The REACH-EN-FORCE Project 6 of the ECHA implementation forum has found several violations of the legal requirements of the CLP Regulation. The ECHA announced its findings in December 2019 in a press release.
The project began in 2018 and involved inspectors in 29 countries who examined 3,391 mixtures along with 1,620 manufacturers, importers, downstream users, and distributor. The inspectors wanted to create an overview of how well companies observed the requirement of Articles 4, 17, 29, 35, and 37 of the CLP Regulation and Article 31 of REACH. They limited their work to the examination of mixtures that are known to contain hazardous ingredients, such as laundry and cleaning agents, coatings, paints, thinners, paint removers, adhesives and sealants, and air fresheners.
The ECHA has now published its comprehensive findings in a in a report. The most important findings include:
- Every second company violates legal requirements.
- Some 17% of the mixtures examined are classified incorrectly and are therefore labeled incorrectly,
making it impossible to guarantee their safe use.
- For every tenth mixture containing substances with a harmonized classification (mainly CMR substances and respiratory sensitisers) the harmonized classification and labeling were not applied.
- More than one-third of mixtures were labeled incorrectly.
- The closures of the outer packaging of more than 20% of liquid laundry detergent capsules (LLDCs) were defective after the first use.

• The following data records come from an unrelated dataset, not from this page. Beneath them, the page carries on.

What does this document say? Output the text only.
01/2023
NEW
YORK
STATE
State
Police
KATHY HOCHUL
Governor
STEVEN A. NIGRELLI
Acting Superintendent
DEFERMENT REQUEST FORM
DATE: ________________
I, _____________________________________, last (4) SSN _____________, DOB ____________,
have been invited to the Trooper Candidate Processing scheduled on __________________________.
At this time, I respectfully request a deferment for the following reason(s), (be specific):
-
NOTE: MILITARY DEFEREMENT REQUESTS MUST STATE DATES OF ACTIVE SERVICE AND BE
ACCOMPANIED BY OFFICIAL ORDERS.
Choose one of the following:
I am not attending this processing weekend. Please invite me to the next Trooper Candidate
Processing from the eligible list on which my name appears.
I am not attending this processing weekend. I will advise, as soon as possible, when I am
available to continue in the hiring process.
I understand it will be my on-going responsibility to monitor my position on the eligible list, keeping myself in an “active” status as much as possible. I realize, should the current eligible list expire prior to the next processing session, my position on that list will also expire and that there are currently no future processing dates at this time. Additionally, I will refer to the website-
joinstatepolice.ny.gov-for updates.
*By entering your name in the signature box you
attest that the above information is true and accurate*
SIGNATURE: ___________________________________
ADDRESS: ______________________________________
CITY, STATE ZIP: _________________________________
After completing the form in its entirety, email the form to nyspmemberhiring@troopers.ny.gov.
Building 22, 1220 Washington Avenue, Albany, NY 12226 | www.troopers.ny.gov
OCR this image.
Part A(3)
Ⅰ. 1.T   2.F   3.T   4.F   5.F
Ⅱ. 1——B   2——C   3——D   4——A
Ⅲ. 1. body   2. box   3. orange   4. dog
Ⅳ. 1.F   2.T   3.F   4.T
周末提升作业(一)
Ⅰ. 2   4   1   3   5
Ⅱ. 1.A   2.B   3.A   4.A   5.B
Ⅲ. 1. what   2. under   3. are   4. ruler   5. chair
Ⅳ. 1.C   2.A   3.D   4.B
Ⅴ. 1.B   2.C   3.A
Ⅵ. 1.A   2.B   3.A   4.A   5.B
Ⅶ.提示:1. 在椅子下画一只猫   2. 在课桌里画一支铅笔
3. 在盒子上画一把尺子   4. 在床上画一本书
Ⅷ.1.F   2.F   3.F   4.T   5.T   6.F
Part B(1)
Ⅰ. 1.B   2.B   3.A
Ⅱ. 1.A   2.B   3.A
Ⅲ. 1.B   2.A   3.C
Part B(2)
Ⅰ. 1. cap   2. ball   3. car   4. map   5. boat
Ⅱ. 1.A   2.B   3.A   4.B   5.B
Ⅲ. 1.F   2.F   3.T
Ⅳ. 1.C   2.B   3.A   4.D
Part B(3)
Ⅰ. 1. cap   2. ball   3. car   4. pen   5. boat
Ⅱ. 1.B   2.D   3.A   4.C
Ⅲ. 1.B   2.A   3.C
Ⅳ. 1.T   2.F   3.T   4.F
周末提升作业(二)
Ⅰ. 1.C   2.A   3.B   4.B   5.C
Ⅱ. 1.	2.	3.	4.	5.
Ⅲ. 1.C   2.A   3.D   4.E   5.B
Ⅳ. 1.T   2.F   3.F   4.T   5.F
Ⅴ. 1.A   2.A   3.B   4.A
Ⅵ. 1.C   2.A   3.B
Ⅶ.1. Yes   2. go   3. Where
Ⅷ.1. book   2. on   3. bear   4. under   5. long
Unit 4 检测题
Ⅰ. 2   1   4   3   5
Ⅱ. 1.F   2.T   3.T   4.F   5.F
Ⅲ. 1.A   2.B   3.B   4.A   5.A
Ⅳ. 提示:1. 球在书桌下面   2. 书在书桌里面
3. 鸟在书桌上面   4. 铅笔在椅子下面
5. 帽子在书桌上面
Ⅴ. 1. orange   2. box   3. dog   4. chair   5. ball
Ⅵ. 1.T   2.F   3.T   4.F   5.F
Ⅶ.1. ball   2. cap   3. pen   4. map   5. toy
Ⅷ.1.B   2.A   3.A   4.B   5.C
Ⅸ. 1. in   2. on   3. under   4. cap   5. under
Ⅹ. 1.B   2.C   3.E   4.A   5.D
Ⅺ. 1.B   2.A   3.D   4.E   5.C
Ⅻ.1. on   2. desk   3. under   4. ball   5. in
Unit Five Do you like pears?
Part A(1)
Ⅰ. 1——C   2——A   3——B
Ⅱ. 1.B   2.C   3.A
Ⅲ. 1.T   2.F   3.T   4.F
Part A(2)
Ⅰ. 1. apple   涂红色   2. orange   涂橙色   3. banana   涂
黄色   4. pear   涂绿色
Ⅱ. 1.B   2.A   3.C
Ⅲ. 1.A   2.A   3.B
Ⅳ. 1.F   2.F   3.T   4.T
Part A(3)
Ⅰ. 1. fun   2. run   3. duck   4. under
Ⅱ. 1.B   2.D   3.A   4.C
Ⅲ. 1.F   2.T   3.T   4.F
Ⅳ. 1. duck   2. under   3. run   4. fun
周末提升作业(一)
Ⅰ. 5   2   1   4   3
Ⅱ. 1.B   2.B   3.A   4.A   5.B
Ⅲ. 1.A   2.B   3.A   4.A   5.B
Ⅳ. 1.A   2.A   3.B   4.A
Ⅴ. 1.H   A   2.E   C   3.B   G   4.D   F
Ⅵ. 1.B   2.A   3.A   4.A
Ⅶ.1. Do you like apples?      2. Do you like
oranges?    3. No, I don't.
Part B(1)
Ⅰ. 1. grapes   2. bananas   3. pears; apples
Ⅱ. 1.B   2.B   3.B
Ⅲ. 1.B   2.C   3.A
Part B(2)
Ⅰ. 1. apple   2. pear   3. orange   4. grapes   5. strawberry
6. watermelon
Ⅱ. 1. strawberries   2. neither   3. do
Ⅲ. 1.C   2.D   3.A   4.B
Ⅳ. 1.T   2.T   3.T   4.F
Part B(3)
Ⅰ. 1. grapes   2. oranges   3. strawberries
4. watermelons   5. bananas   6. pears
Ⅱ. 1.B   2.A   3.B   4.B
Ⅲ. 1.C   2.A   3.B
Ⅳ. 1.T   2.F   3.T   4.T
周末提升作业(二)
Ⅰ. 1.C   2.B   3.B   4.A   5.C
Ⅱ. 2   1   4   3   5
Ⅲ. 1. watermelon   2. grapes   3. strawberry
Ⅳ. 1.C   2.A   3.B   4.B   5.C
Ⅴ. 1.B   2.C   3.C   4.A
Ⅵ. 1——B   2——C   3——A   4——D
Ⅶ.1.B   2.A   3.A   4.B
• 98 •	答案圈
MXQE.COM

- Every third safety data sheet (SDS) that was examined contained errors.
At the end of the report, the authors made a series of recommendations.
They appealed to industry to classify mixtures correctly. Only correct classification ensures the compliance of safety data sheets. Such classification creates transparency in the supply chain, which presumes end-to-end transmission of information. That’s why companies must keep a careful eye on the quality of SDS.
They call upon individual member states to create information campaigns to call the industry’s attention to the classification requirements of the CLP Regulation and the data requirements of safety data sheets.
They recommend that the EU formulate Article 29 of the CLP Regulation (exceptions to and labeling and packaging regulations) to exclude any opportunity for differences in interpretation. Furthermore, the EU should develop harmonized tests for technical requirements of the LLDCs.
The authors urge that the project be repeated in a few years to document the progress of compliance and monitor adherence to requirements.